OGH: Pflichtverletzung iSd § 82 lit f GewO / § 27 Z 4 AngG (hier: Arbeitsunterlassung während Krankenstand)
Das Fernbleiben vom Dienst ist gerechtfertigt, wenn der Dienstnehmer tatsächlich krank und arbeitsunfähig ist; daneben kann eine Pflichtverletzung vorliegen, wenn der Arbeitnehmer zwar krankgeschrieben ist, aber nicht auf die Richtigkeit der Feststellung der Arbeitsunfähigkeit vertrauen darf; dies wäre etwa der Fall, wenn der Arbeitnehmer die ärztliche Bestätigung durch bewusst unrichtige Angaben gegenüber dem Arzt erwirkt hätte; die Pflichtverletzung muss, um eine darauf gestützte Entlassung zu rechtfertigen, schuldhaft erfolgen
§ 82 GewO, § 27 AngG
GZ 9 ObA 6/13t, 29.01.2013
OGH: Ob die Voraussetzungen für eine gerechtfertigte Entlassung vorliegen, kann immer nur aufgrund der Umstände des Einzelfalls beurteilt werden. Die Entscheidung des Berufungsgerichts lässt auch keine unvertretbare und deshalb korrekturbedürftige Fehlbeurteilung erkennen:
Nach den Feststellungen begab sich der Kläger am 23. 5. 2011 wegen akuter Schmerzen in Behandlung, wurde krankgeschrieben und erhielt die Information, dass er das Knie bis zu der für den 7. 7. 2011 geplanten Meniskusoperation schonen müsse, jedoch grundsätzlich bis zur Schmerzgrenze belasten dürfe. Eine Belastung des Knies vor der Operation verzögert nicht den Heilungsverlauf, dem Patienten entstehen dadurch aber Schmerzen. Am 11. 6. 2011 trug der Kläger etwa 15 Minuten Styrodurplatten von seinem Auto ins Haus, wodurch die Heilung des Knies nicht beeinflusst wurde.

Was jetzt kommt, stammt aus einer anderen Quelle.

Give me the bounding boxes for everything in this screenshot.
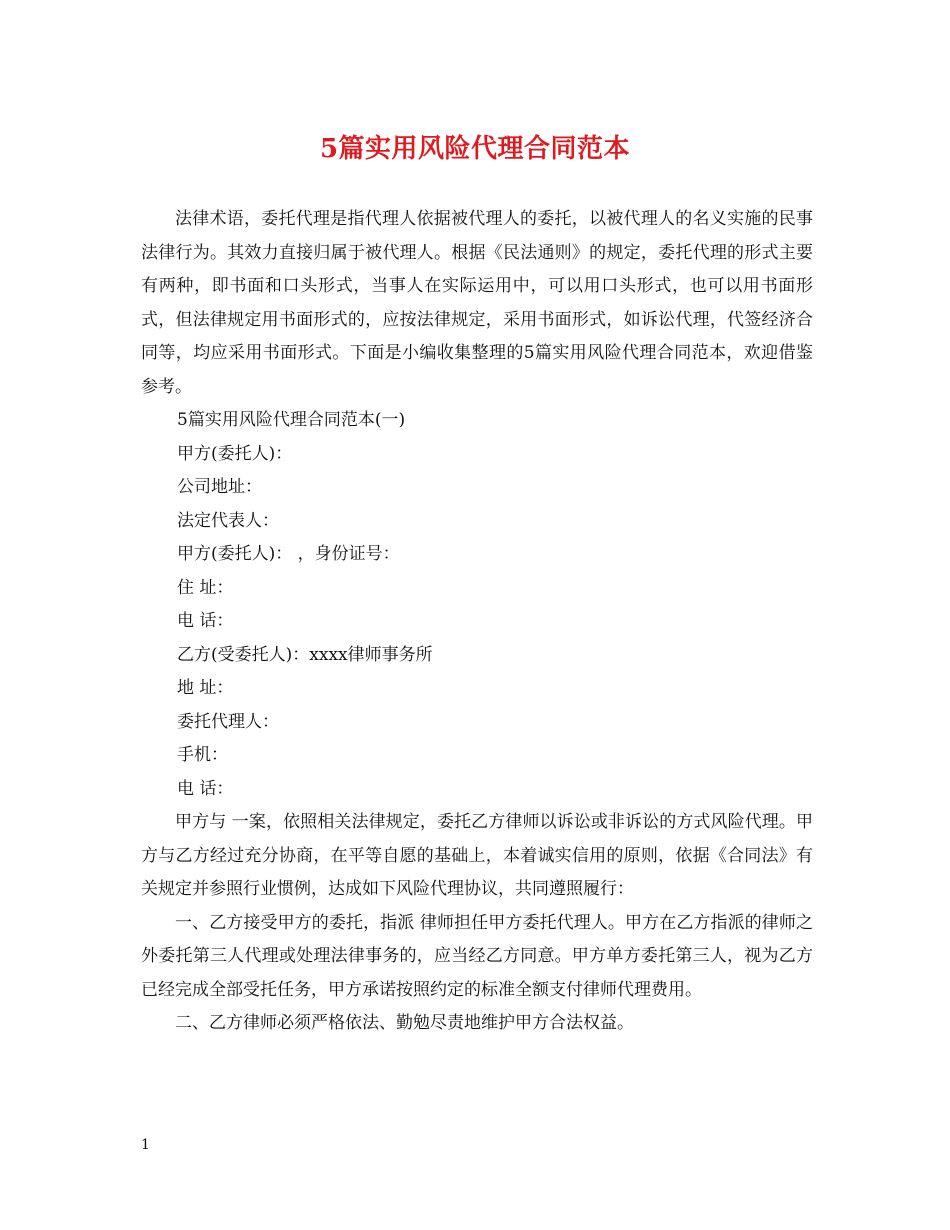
field-mobile: 手机：	[177, 745, 228, 765]
document-body	[141, 203, 813, 1041]
field-party-a-phone: 电 话：	[177, 611, 234, 631]
field-party-a-address: 住 址：	[177, 577, 234, 598]
field-legal-representative: 法定代表人：	[177, 510, 279, 531]
section-heading: 5篇实用风险代理合同范本(一)	[177, 410, 406, 430]
field-party-b-phone: 电 话：	[177, 778, 234, 799]
field-party-a-id: 甲方(委托人)： ，身份证号：	[177, 544, 400, 564]
clause-two: 二、乙方律师必须严格依法、勤勉尽责地维护甲方合法权益。	[175, 1013, 634, 1033]
intro-paragraph: 法律术语，委托代理是指代理人依据被代理人的委托，以被代理人的名义实施的民事法律行为。其效力直接归属于被代理人。根据《民法通则》的规定，委托代理的形式主要有两种，即书面和口头形式，当事人在实际运用中，可以用口头形式，也可以用书面形式，但法律规定用书面形式的，应按法律规定，采用书面形式，如诉讼代理，代签经济合同等，均应采用书面形式。下面是小编收集整理的5篇实用风险代理合同范本，欢迎借鉴参考。	[141, 209, 813, 397]
clause-one: 一、乙方接受甲方的委托，指派 律师担任甲方委托代理人。甲方在乙方指派的律师之外委托第三人代理或处理法律事务的，应当经乙方同意。甲方单方委托第三人，视为乙方已经完成全部受托任务，甲方承诺按照约定的标准全额支付律师代理费用。	[141, 912, 813, 1000]
field-party-a: 甲方(委托人)：	[177, 443, 293, 464]
field-party-b: 乙方(受委托人)：xxxx律师事务所	[177, 644, 433, 665]
page-number: 1	[141, 1137, 150, 1153]
field-agent: 委托代理人：	[177, 711, 279, 732]
field-company-address: 公司地址：	[177, 477, 262, 497]
field-party-b-address: 地 址：	[177, 678, 234, 698]
document-title: 5篇实用风险代理合同范本	[319, 134, 631, 164]
agreement-paragraph: 甲方与 一案，依照相关法律规定，委托乙方律师以诉讼或非诉讼的方式风险代理。甲方与乙方经过充分协商，在平等自愿的基础上，本着诚实信用的原则，依据《合同法》有关规定并参照行业惯例，达成如下风险代理协议，共同遵照履行：	[141, 812, 813, 899]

Die Beklagte ist der Ansicht, das Berufungsgericht hätte zu Unrecht nicht ihr Vorbringen und die darauf gestützten Verfahrens- und Feststellungsmängel berücksichtigt, dass einer ihrer Mitarbeiter den Kläger am 3. 6. 2011 trotz Krankenstand gebeten habe, bei einer Arbeit (EDV-Verkabelung) zu helfen, die jedenfalls keinerlei Auswirkungen auf Fuß- oder Rückenschmerzen gehabt hätte. Der Kläger habe dies abgelehnt. Damit zielt die Beklagte offenbar auf die Geltendmachung einer Pflichtverletzung durch den Kläger iSd § 82 lit f GewO ab.
Das Fernbleiben vom Dienst ist gerechtfertigt, wenn der Dienstnehmer tatsächlich krank und arbeitsunfähig ist. Daneben kann eine Pflichtverletzung vorliegen, wenn der Arbeitnehmer zwar krankgeschrieben ist, aber nicht auf die Richtigkeit der Feststellung der Arbeitsunfähigkeit vertrauen darf; dies wäre etwa der Fall, wenn der Arbeitnehmer die ärztliche Bestätigung durch bewusst unrichtige Angaben gegenüber dem Arzt erwirkt hätte. Die Pflichtverletzung muss, um eine darauf gestützte Entlassung zu rechtfertigen, schuldhaft erfolgen. Als Schuldform reicht Fahrlässigkeit aus, doch muss dem Arbeitnehmer bei Anwendung pflichtgemäßer Sorgfalt die Pflichtwidrigkeit seines Verhaltens erkennbar sein. Lehnt ein Arbeitnehmer eine ihm aufgetragene Arbeit in der irrigen Meinung ab, er sei zu ihrer Durchführung nicht verpflichtet, obliegt ihm der Nachweis, dass er sich über seine Verpflichtung trotz Anwendung der pflichtgemäßen Sorgfalt in einem Irrtum befunden habe.
Selbst wenn der Kläger objektiv in der Lage gewesen wäre, die ihm von der Beklagten Anfang Juni aufgetragenen Arbeiten zu verrichten, gehen aus dem festgestellten Sachverhalt keine Umstände hervor, die auf ein entsprechendes Verschulden des Klägers schließen ließen.
Zu der von der Beklagten begehrten Ersatzfeststellung, dass die Kabelverlegungsarbeiten vom Kläger lediglich eine Tätigkeit im Gehen, Stehen bzw Sitzen erfordert hätten, sei im Übrigen nur darauf hingewiesen, dass nach Aussage des Arztes beim Sitzen gerade auch der beim Kläger verletzte hintere Teil des Meniskus belastet worden wäre und ein Patient vor der Operation auch im Stehen nicht arbeitsfähig ist.